The full review appears at In These Times:
What might Iraq look like a century from now? That question is the organizing premise of Iraq + 100, a new short-story collection edited by award-winning Iraqi writer and filmmaker Hassan Blasim. As Blasim notes in his introduction, futuristic fiction isn’t a standard form for Iraqi prose—typically, it tends toward grim contemporary realism, historical fiction or what translates as “political fantasy”: political fiction with elements of magical realism. Even Ahmed Saadawi’s boundary-breaking Frankenstein in Baghdad, forthcoming in English next year, is firmly grounded in the present.

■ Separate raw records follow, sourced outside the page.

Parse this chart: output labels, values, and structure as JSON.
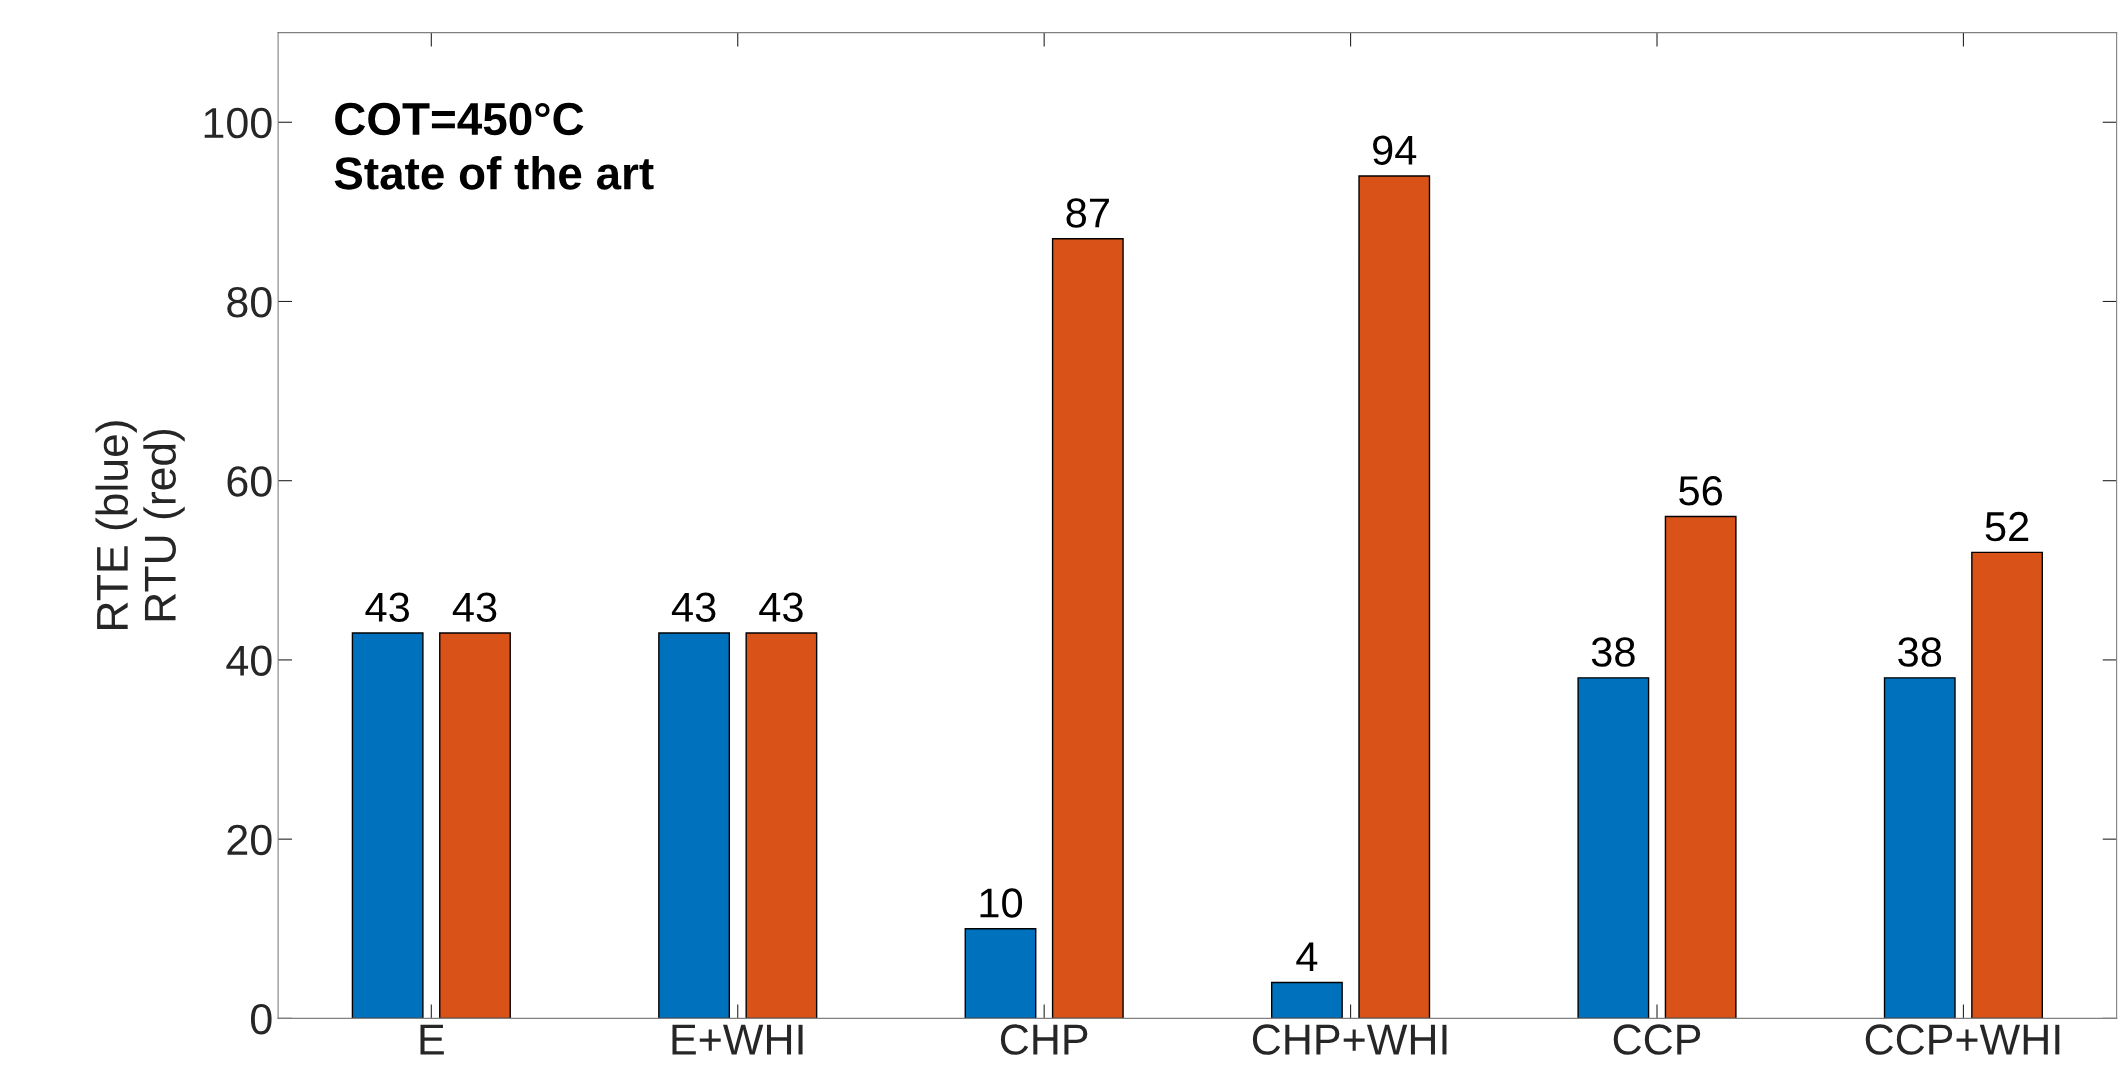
{
  "chart_data": {
    "type": "bar",
    "categories": [
      "E",
      "E+WHI",
      "CHP",
      "CHP+WHI",
      "CCP",
      "CCP+WHI"
    ],
    "series": [
      {
        "color": "#0072bd",
        "values": [
          43,
          43,
          10,
          4,
          38,
          38
        ]
      },
      {
        "color": "#d95319",
        "values": [
          43,
          43,
          87,
          94,
          56,
          52
        ]
      }
    ],
    "ylabel": "RTE (blue)\nRTU (red)",
    "ylim": [
      0,
      110
    ],
    "yticks": [
      0,
      20,
      40,
      60,
      80,
      100
    ],
    "annotations": [
      "COT=450°C\nState of the art"
    ],
    "data_labels": true,
    "grid": false,
    "legend": false
  }
}
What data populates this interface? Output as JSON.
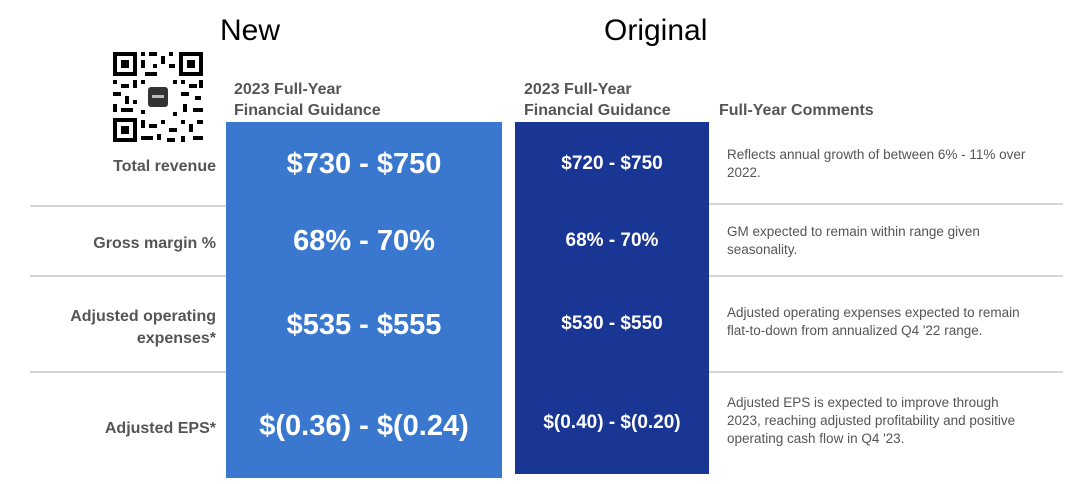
{
  "headers": {
    "new": "New",
    "original": "Original"
  },
  "columns": {
    "new_guidance": [
      "2023 Full-Year",
      "Financial Guidance"
    ],
    "original_guidance": [
      "2023 Full-Year",
      "Financial Guidance"
    ],
    "comments": "Full-Year Comments"
  },
  "rows": [
    {
      "label": [
        "Total revenue"
      ],
      "new": "$730 - $750",
      "original": "$720 - $750",
      "comment": [
        "Reflects annual growth of between 6% - 11% over",
        "2022."
      ]
    },
    {
      "label": [
        "Gross margin %"
      ],
      "new": "68% - 70%",
      "original": "68% - 70%",
      "comment": [
        "GM expected to remain within range given",
        "seasonality."
      ]
    },
    {
      "label": [
        "Adjusted operating",
        "expenses*"
      ],
      "new": "$535 - $555",
      "original": "$530 - $550",
      "comment": [
        "Adjusted operating expenses expected to remain",
        "flat-to-down from annualized Q4 '22 range."
      ]
    },
    {
      "label": [
        "Adjusted EPS*"
      ],
      "new": "$(0.36) - $(0.24)",
      "original": "$(0.40) - $(0.20)",
      "comment": [
        "Adjusted EPS is expected to improve through",
        "2023, reaching adjusted profitability and positive",
        "operating cash flow in Q4 '23."
      ]
    }
  ],
  "colors": {
    "new_panel": "#3a78cf",
    "original_panel": "#1a3694",
    "separator": "#d6d6d6",
    "label_text": "#555555"
  },
  "icons": {
    "qr": "qr-code-icon"
  }
}
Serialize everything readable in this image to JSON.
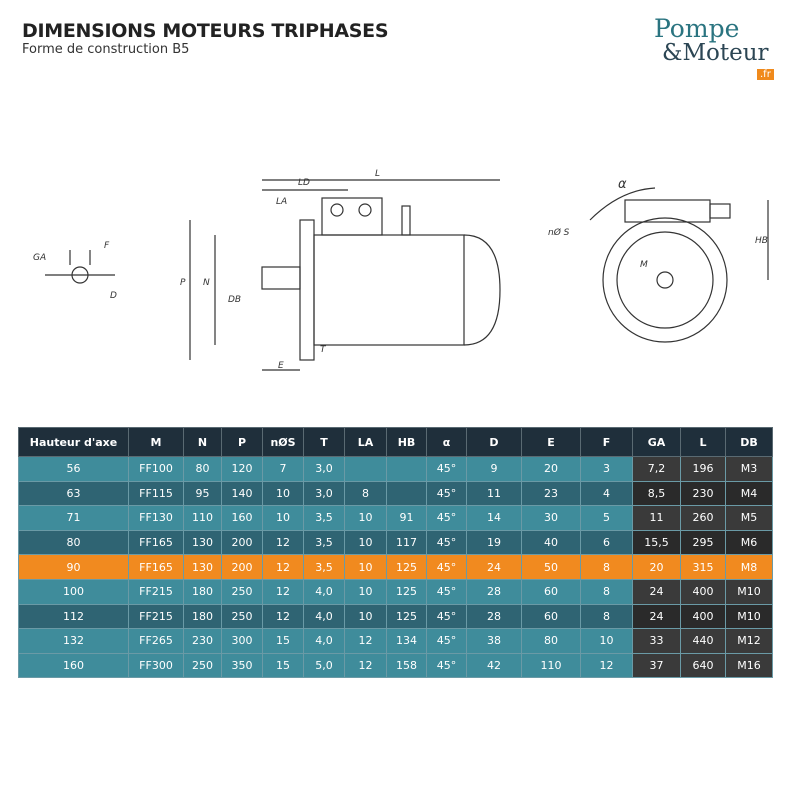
{
  "header": {
    "title": "DIMENSIONS MOTEURS TRIPHASES",
    "subtitle": "Forme de construction B5"
  },
  "logo": {
    "line1": "Pompe",
    "line2": "&Moteur",
    "badge": ".fr"
  },
  "diagram": {
    "labels": {
      "L": "L",
      "LD": "LD",
      "LA": "LA",
      "P": "P",
      "N": "N",
      "DB": "DB",
      "E": "E",
      "T": "T",
      "GA": "GA",
      "F": "F",
      "D": "D",
      "alpha": "α",
      "nS": "nØ S",
      "HB": "HB",
      "M": "M"
    }
  },
  "table": {
    "headers": [
      "Hauteur d'axe",
      "M",
      "N",
      "P",
      "nØS",
      "T",
      "LA",
      "HB",
      "α",
      "D",
      "E",
      "F",
      "GA",
      "L",
      "DB"
    ],
    "rows": [
      [
        "56",
        "FF100",
        "80",
        "120",
        "7",
        "3,0",
        null,
        null,
        "45°",
        "9",
        "20",
        "3",
        "7,2",
        "196",
        "M3"
      ],
      [
        "63",
        "FF115",
        "95",
        "140",
        "10",
        "3,0",
        "8",
        null,
        "45°",
        "11",
        "23",
        "4",
        "8,5",
        "230",
        "M4"
      ],
      [
        "71",
        "FF130",
        "110",
        "160",
        "10",
        "3,5",
        "10",
        "91",
        "45°",
        "14",
        "30",
        "5",
        "11",
        "260",
        "M5"
      ],
      [
        "80",
        "FF165",
        "130",
        "200",
        "12",
        "3,5",
        "10",
        "117",
        "45°",
        "19",
        "40",
        "6",
        "15,5",
        "295",
        "M6"
      ],
      [
        "90",
        "FF165",
        "130",
        "200",
        "12",
        "3,5",
        "10",
        "125",
        "45°",
        "24",
        "50",
        "8",
        "20",
        "315",
        "M8"
      ],
      [
        "100",
        "FF215",
        "180",
        "250",
        "12",
        "4,0",
        "10",
        "125",
        "45°",
        "28",
        "60",
        "8",
        "24",
        "400",
        "M10"
      ],
      [
        "112",
        "FF215",
        "180",
        "250",
        "12",
        "4,0",
        "10",
        "125",
        "45°",
        "28",
        "60",
        "8",
        "24",
        "400",
        "M10"
      ],
      [
        "132",
        "FF265",
        "230",
        "300",
        "15",
        "4,0",
        "12",
        "134",
        "45°",
        "38",
        "80",
        "10",
        "33",
        "440",
        "M12"
      ],
      [
        "160",
        "FF300",
        "250",
        "350",
        "15",
        "5,0",
        "12",
        "158",
        "45°",
        "42",
        "110",
        "12",
        "37",
        "640",
        "M16"
      ]
    ]
  }
}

As such, Iraq + 100 won’t tell American readers much about the broader trends in Iraqi literature. But it might well stretch the imaginations of those accustomed to seeing Iraq as a place of endless violence. An avowed literary outlier, Blasim has long been interested in new possibilities of form and literary cross-pollination. In 2013, he and Comma Press began commissioning stories for Iraq + 100, set 100 years after George W. Bush’s declaration of “mission accomplished.” Though futuristic, the resulting works can’t all be called science fiction; some are noir, romance or satire.
Each version of the year 2103 has a different flavor. In Ibrahim al-Marashi’s “Najufa,” terrorism has moved to America, where we find the humorously named “CAKA, the Christian Assembly of Kansas and Arkansas.” “Kahramana,” by the pseudonymous Anoud, is the only story that imagines a future U.S./NATO presence in Iraq. Here, the titular Kahramana escapes from the Islamic Empire just before her marriage to its leader, a man whom the state newspaper refers to as “the great, the brave lion, the sword of Allah, Amir Mullah Hashish.” The Westerners make a big show of the beautiful Kahramana, putting her on a billboard and giving her a “Courageous Women’s Award.” But in the end, the fickle media forget her and her bid for asylum in the U.S. is quietly rejected.